Meshiaak return with their blistering second album ‘Mask Of All Misery,’ which will be released on 15th November, via Mascot Records. Ahead of the release they have revealed the new song ‘Tears That Burn The Son’, which you can listen to here

Talking about the song, Danny Camilleri says; “Tears is the deepest song on the on album for me personally, very close to home, my heart is in it.. ”

It has been three years since the Australian quartet’s debut album ‘Alliance of Thieves’ dropped, which married dark undertones, heavy grooves and sophistication whilst retaining old-school metal values. Upon its release Metal Hammer applauded its “modern power/thrash metal attack,” Powerplay exclaimed that the album “bludgeons and berates the senses with incredible precision and astounding musicianship” and Classic Rock revelled in the “mix of brooding progressive metal and heavy rock.”

So, it’s no surprise then, that the band are back to continue the story and have a new member and renewed energy. Formed in Melbourne, by 4ARM’s Danny Camilleri and Teramaze’s Dean Wells with bassist Andrew Cameron, they have recruited drummer David Godfrey who replaces Jon Dette, following his departure due to logistical reasons with him being based in the US and the rest of the band in Australia.

‘Mask Of All Misery’ is an album that journey’s through a maze of toxic influences and the masks the exponents wear. “The album deals with a lot of personal reflection and issues as well as attacking or addressing much broader issues concerning perhaps the ignorance of society in regards to what’s going on around us all,” explains Camilleri.

The album walks through a number of tough subject matters and it’s something the band refuse to shy away from. The opening song, the instrumental ‘Miasma’ sets the scene and tone for what you are about to expect.
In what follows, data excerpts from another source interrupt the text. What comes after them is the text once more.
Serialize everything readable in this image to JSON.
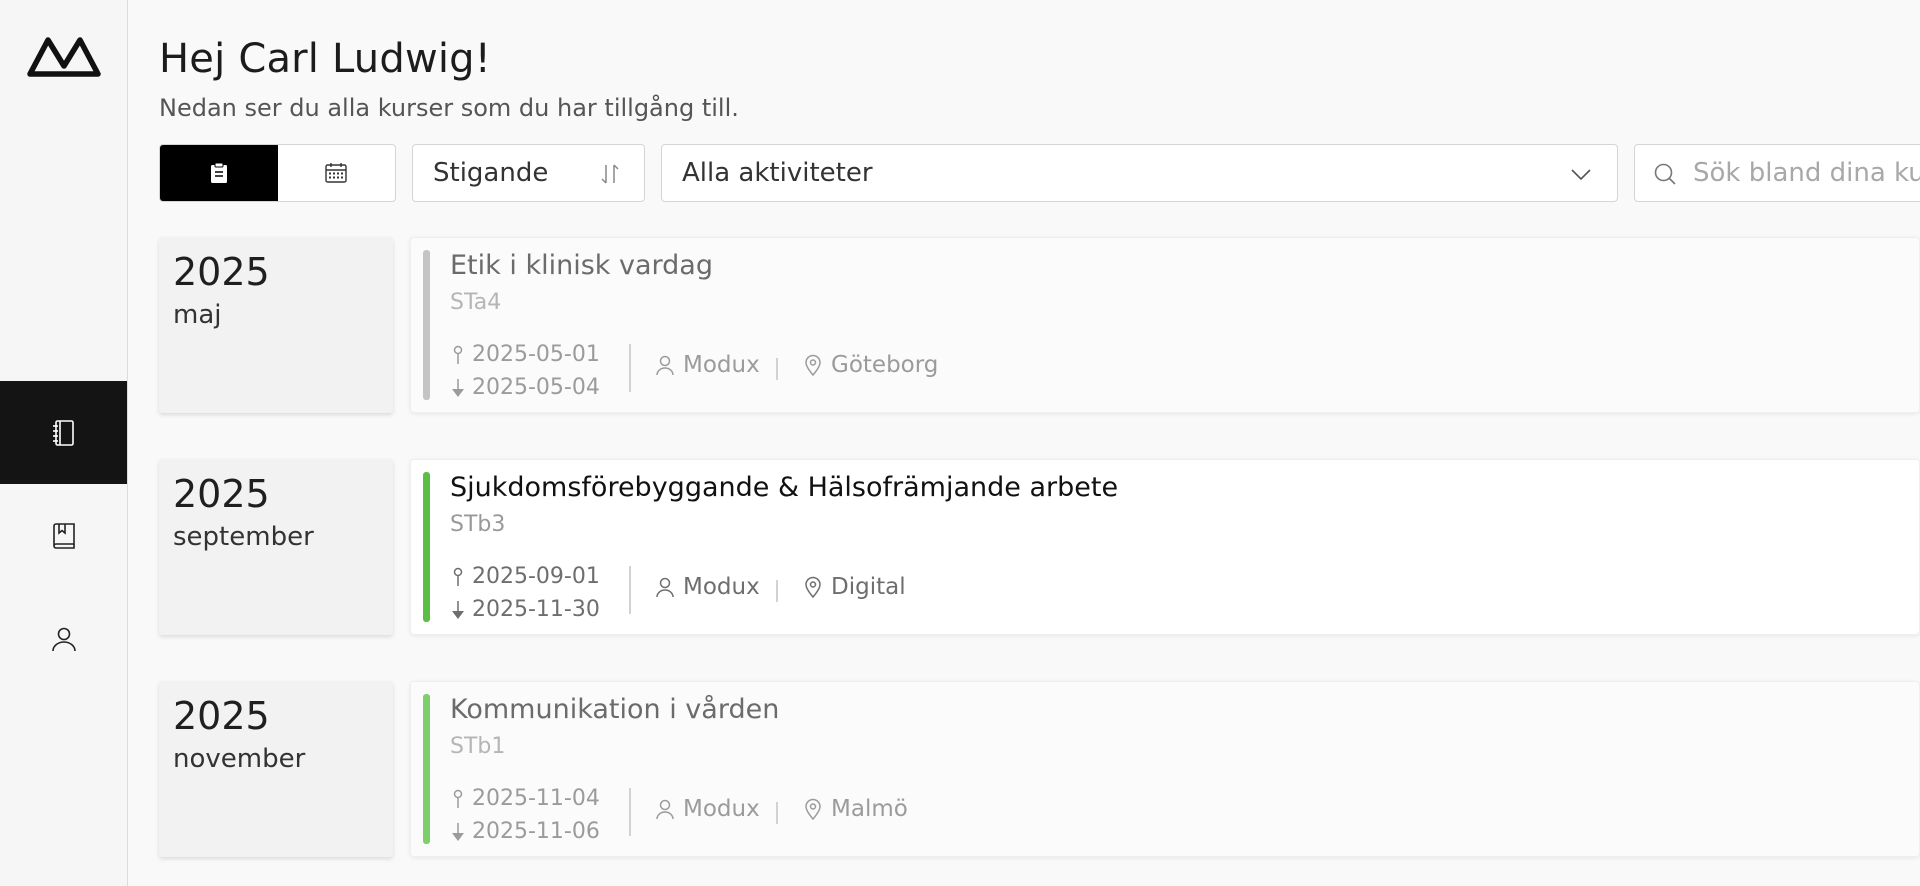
{
  "brand": {
    "logo_icon": "modux-logo-icon"
  },
  "sidebar": {
    "items": [
      {
        "name": "courses",
        "icon": "notebook-icon",
        "active": true
      },
      {
        "name": "library",
        "icon": "bookmark-book-icon",
        "active": false
      },
      {
        "name": "profile",
        "icon": "user-icon",
        "active": false
      }
    ]
  },
  "header": {
    "greeting": "Hej Carl Ludwig!",
    "subtitle": "Nedan ser du alla kurser som du har tillgång till."
  },
  "toolbar": {
    "view_modes": [
      {
        "icon": "clipboard-icon",
        "active": true
      },
      {
        "icon": "calendar-icon",
        "active": false
      }
    ],
    "sort": {
      "value": "Stigande",
      "icon": "sort-icon"
    },
    "activity_filter": {
      "value": "Alla aktiviteter",
      "icon": "chevron-down-icon"
    },
    "search": {
      "placeholder": "Sök bland dina kurser",
      "value": ""
    }
  },
  "courses": [
    {
      "year": "2025",
      "month": "maj",
      "title": "Etik i klinisk vardag",
      "code": "STa4",
      "start": "2025-05-01",
      "end": "2025-05-04",
      "organizer": "Modux",
      "location": "Göteborg",
      "accent_color": "#c4c4c4",
      "faded": true
    },
    {
      "year": "2025",
      "month": "september",
      "title": "Sjukdomsförebyggande & Hälsofrämjande arbete",
      "code": "STb3",
      "start": "2025-09-01",
      "end": "2025-11-30",
      "organizer": "Modux",
      "location": "Digital",
      "accent_color": "#5bbf45",
      "faded": false
    },
    {
      "year": "2025",
      "month": "november",
      "title": "Kommunikation i vården",
      "code": "STb1",
      "start": "2025-11-04",
      "end": "2025-11-06",
      "organizer": "Modux",
      "location": "Malmö",
      "accent_color": "#7ccf6a",
      "faded": true
    }
  ]
}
Miasma comes from the ancient Greek word for “pollution” and the miasma theory was a theory that held diseases such as cholera, chlamydia or the Black Death were caused by a noxious form of “bad air” or “miasma.” The title track is based on responding to toxic situations or people, identifying their behaviours and the rationalisation in response to their thought process, projections and intentions.  ‘Bury The Bodies’ continues to delve into the sense of being trapped with personal demons and solitude in your own thoughts.

‘City Of Ghosts,’ ‘Face of Stone’ and ‘In The Final Hour’ run full force through heavy metal riffery with anthemic muscle. ‘Doves’ deals with showing great resilience and strength in the face of hopelessness, whilst they tackle dark subject matter on ‘Adrena.’ With a record you can put it on and hear it, feel it even. But sometimes you really need to listen, take it in as a whole, process and think about it. ‘Mask Of All Misery’ is one of those albums.